Empresas y finanzas

Spain's Socialist opposition leader to quit politics

MADRID (Reuters) - The outgoing leader of Spain's Socialist opposition, Alfredo Perez Rubalcaba, said on Thursday he would leave politics altogether and would give up his seat in parliament in September to return to teaching.

Spain's main opposition has been struggling to win back support after recession-weary voters turned to the conservative People's Party (PP) in the midst of an economic crisis in 2011 following two consecutive terms for the Socialists.

Rubalcaba, a former chemistry teacher, announced he would step down as party leader shortly after the Socialists' lost nine of their 23 seats in the European Parliamentary elections last month.

"In September, I'll leave my seat in Parliament and return to my university. It's been 21 years, which is a long time," he said on Thursday during a brief statement before journalists in the country's lower house.

The Socialists will choose new leaders at an extraordinary meeting in July.

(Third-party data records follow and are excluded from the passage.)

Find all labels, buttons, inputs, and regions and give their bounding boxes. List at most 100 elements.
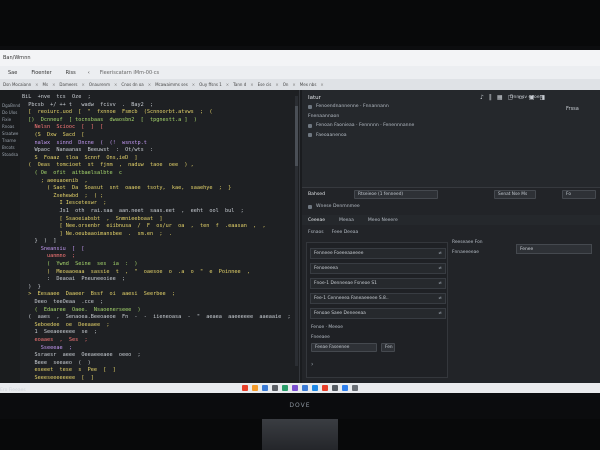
panel-row-text: Fnenaannaon [308, 113, 340, 119]
taskbar-app-icon[interactable] [262, 385, 268, 391]
subtab[interactable]: Feee Deeaa [332, 230, 359, 235]
list-item-text: Fenoeeeea [314, 266, 338, 271]
music-icon[interactable]: ♪ [480, 94, 484, 101]
list-item[interactable]: Fenoae Saee Deneeeaa ≠ [310, 308, 446, 319]
panel-header: Iatur ♪ ‖ ▦ ▢ ▭ ▣ ◨ Dnnnsv eeoerr Frssa … [302, 90, 600, 188]
tab[interactable]: Cnos dn oa [121, 82, 143, 87]
panel-small-label: Frssa [566, 106, 579, 112]
code-line: Js1 oth rai.saa aan.neet saas.eet , eeht… [22, 207, 244, 214]
code-line: ; aeeuaoenib , [22, 177, 88, 184]
list-item[interactable]: Fenoeeeea ≠ [310, 263, 446, 274]
close-icon[interactable]: × [148, 82, 151, 87]
close-icon[interactable]: × [52, 82, 55, 87]
code-line: Zxehewbd ; ( ; [22, 192, 104, 199]
tab[interactable]: Tann d [233, 82, 246, 87]
tab[interactable]: Dameers [59, 82, 77, 87]
close-icon[interactable]: × [114, 82, 117, 87]
sidebar-item[interactable]: Rnoas [0, 124, 20, 131]
monitor-brand: DOVE [289, 402, 311, 409]
tab[interactable]: On [283, 82, 289, 87]
taskbar-app-icon[interactable] [272, 385, 278, 391]
sidebar-item[interactable]: Tnarne [0, 138, 20, 145]
panel-row[interactable]: Fenoan Faonieaa · Fennnnn · Fenennnanne [308, 123, 414, 128]
close-icon[interactable]: × [292, 82, 295, 87]
tab[interactable]: Ese cis [258, 82, 272, 87]
pause-icon[interactable]: ‖ [489, 94, 492, 101]
subrow-text: Wnese Denmnmee [316, 204, 360, 209]
menu-item[interactable]: Riss [64, 69, 78, 77]
value-field[interactable]: Fo [562, 190, 596, 199]
code-line: S Foaaz tloa Scnnf Ons,ieD ] [22, 154, 138, 161]
code-line: ) } [22, 283, 41, 290]
taskbar-app-icon[interactable] [252, 385, 258, 391]
panel-tab[interactable]: Ceeeae [308, 218, 325, 223]
code-line: ] Ne.oeubaaoimansbee . sm.en ; . [22, 230, 172, 237]
taskbar-app-icon[interactable] [342, 385, 348, 391]
code-line: ( Oeas tomcioet st fjnm , naduw taoe oee… [22, 162, 194, 169]
list-item[interactable]: Fee-1 Cenneeea Faneaeeeee S.8.. ≠ [310, 293, 446, 304]
toggle-icon[interactable]: ≠ [438, 296, 442, 301]
code-area[interactable]: BiL +nve tcs Oze ; Pbcsb +/ ++ t wadw fc… [22, 94, 294, 380]
grid-icon[interactable]: ▦ [497, 94, 503, 101]
close-icon[interactable]: × [320, 82, 323, 87]
property-list: Fenneee Foeeeaaeeee ≠ Fenoeeeea ≠ Fnoe-1 Den… [306, 242, 448, 378]
code-line: nalwx sinnd Dncne ( (! wsnxtp.t [22, 139, 147, 146]
tab[interactable]: Onaurenm [89, 82, 110, 87]
sidebar-item[interactable]: Stoadsa [0, 152, 20, 159]
scope-field[interactable]: Senat Nse Ms [494, 190, 536, 199]
taskbar-app-icon[interactable] [282, 385, 288, 391]
close-icon[interactable]: × [35, 82, 38, 87]
tab[interactable]: Mex nbs [300, 82, 317, 87]
sidebar-item[interactable]: Fixie [0, 117, 20, 124]
toggle-icon[interactable]: ≠ [438, 251, 442, 256]
close-icon[interactable]: × [192, 82, 195, 87]
sidebar-item[interactable]: DgaBnnd [0, 103, 20, 110]
close-icon[interactable]: × [82, 82, 85, 87]
panel-tab[interactable]: Meeo Neeere [368, 218, 398, 223]
code-line: (S Dxw Sacd [ [22, 131, 85, 138]
panel-row[interactable]: Faeoaanenoa [308, 133, 347, 138]
taskbar-app-icon[interactable] [292, 385, 298, 391]
list-field[interactable]: Feeae Faseenee [311, 343, 377, 352]
close-icon[interactable]: × [250, 82, 253, 87]
sidebar-item[interactable]: Do Ulos [0, 110, 20, 117]
list-item[interactable]: Fenneee Foeeeaaeeee ≠ [310, 248, 446, 259]
close-icon[interactable]: × [275, 82, 278, 87]
sidebar-item[interactable]: Brcots [0, 145, 20, 152]
taskbar-app-icon[interactable] [312, 385, 318, 391]
close-icon[interactable]: × [226, 82, 229, 87]
taskbar-app-icon[interactable] [332, 385, 338, 391]
taskbar-app-icon[interactable] [302, 385, 308, 391]
menu-item[interactable]: Sae [6, 69, 19, 77]
list-field-small[interactable]: Fen [381, 343, 395, 352]
list-item-text: Fenoae Saee Deneeeaa [314, 311, 366, 316]
toggle-icon[interactable]: ≠ [438, 281, 442, 286]
monitor-stand [262, 419, 338, 450]
code-line: ( Ywnd Seine ses ia : ) [22, 261, 138, 268]
tab[interactable]: Mcawaimms ses [155, 82, 188, 87]
code-editor[interactable]: DgaBnnd Do Ulos Fixie Rnoas Sraatwe Tnarne Brc… [0, 90, 300, 383]
menu-item[interactable]: Fioenter [29, 69, 53, 77]
address-bar[interactable]: Fieeriscatarn iMm-00·cs [100, 70, 159, 76]
taskbar-app-icon[interactable] [352, 385, 358, 391]
panel-row[interactable]: Fenoendnannenne · Fnnannann [308, 104, 389, 109]
tab[interactable]: Ms [43, 82, 49, 87]
editor-scroll-thumb[interactable] [295, 106, 298, 166]
panel-tab[interactable]: Meeaa [339, 218, 354, 223]
detail-box[interactable]: Fenee [516, 244, 592, 254]
list-item[interactable]: Fnoe-1 Denneeae Fsneoe S1 ≠ [310, 278, 446, 289]
editor-scrollbar[interactable] [295, 96, 298, 366]
taskbar-app-icon[interactable] [322, 385, 328, 391]
sidebar-item[interactable]: Sraatwe [0, 131, 20, 138]
list-label: Fneeaee [311, 335, 330, 340]
tab[interactable]: Ouy ffsns 1 [199, 82, 222, 87]
filter-field[interactable]: Rtseieoe (1 fenneed) [354, 190, 438, 199]
toggle-icon[interactable]: ≠ [438, 266, 442, 271]
chevron-right-icon[interactable]: › [311, 361, 313, 368]
back-icon[interactable]: ‹ [88, 70, 90, 76]
toggle-icon[interactable]: ≠ [438, 311, 442, 316]
taskbar-app-icon[interactable] [242, 385, 248, 391]
panel-row[interactable]: Fnenaannaon [308, 114, 339, 119]
tab[interactable]: Dsn Mocaiann [3, 82, 31, 87]
subtab[interactable]: Fsnaos [308, 230, 324, 235]
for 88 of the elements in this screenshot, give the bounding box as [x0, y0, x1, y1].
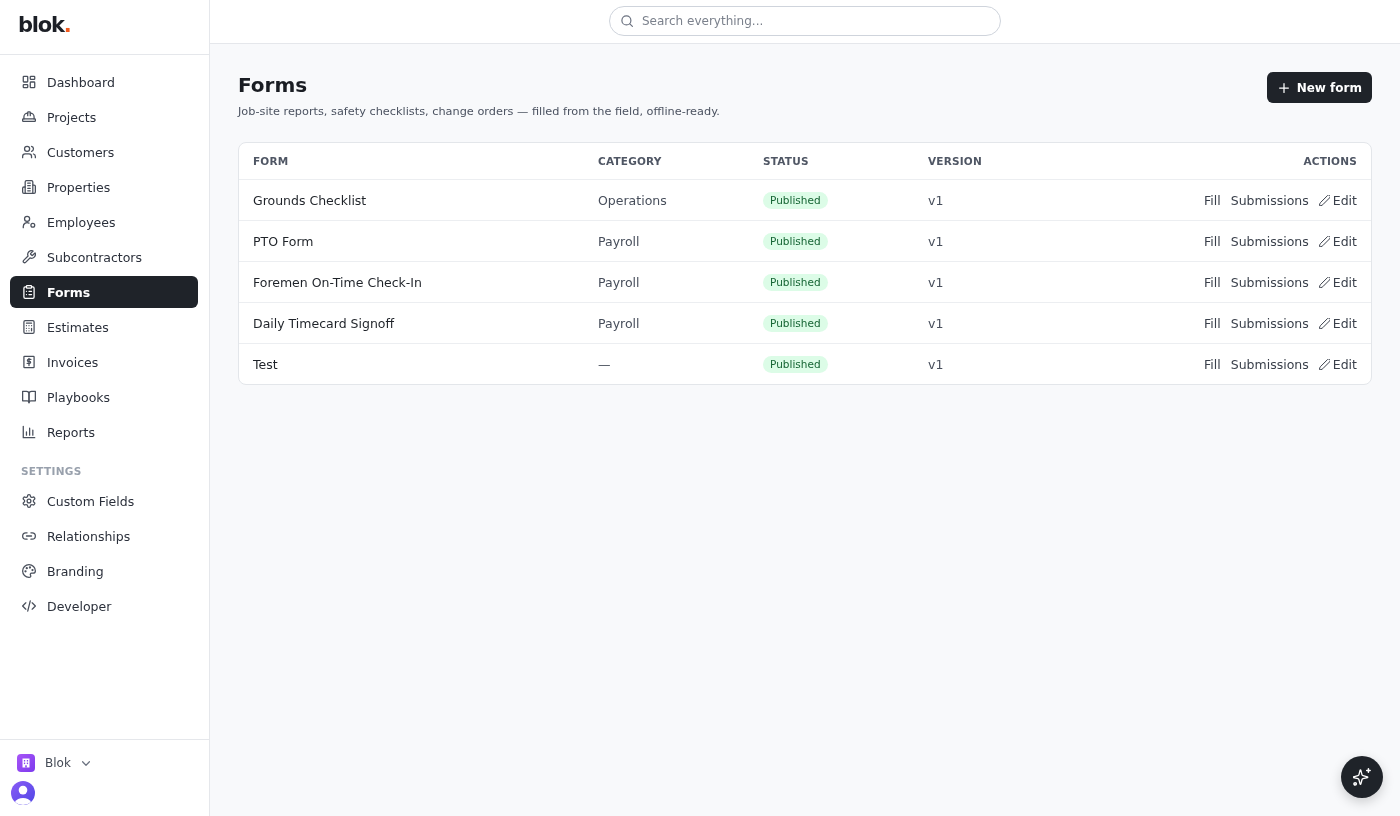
edit-link[interactable]: Edit	[1318, 192, 1357, 208]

The party has said it will hold its first open primary vote this year, before general elections that are due before early 2016, in an effort to show more transparency and win back voters.

Left-wing parties, the Open Left and upstart rival Podemos, grabbed 17 percent of the vote during the European elections at the expense of both the Socialists and the PP.

The two parties, which have dominated Spanish politics since the country returned to democracy in the 1970s, took less than 50 percent of the vote between them.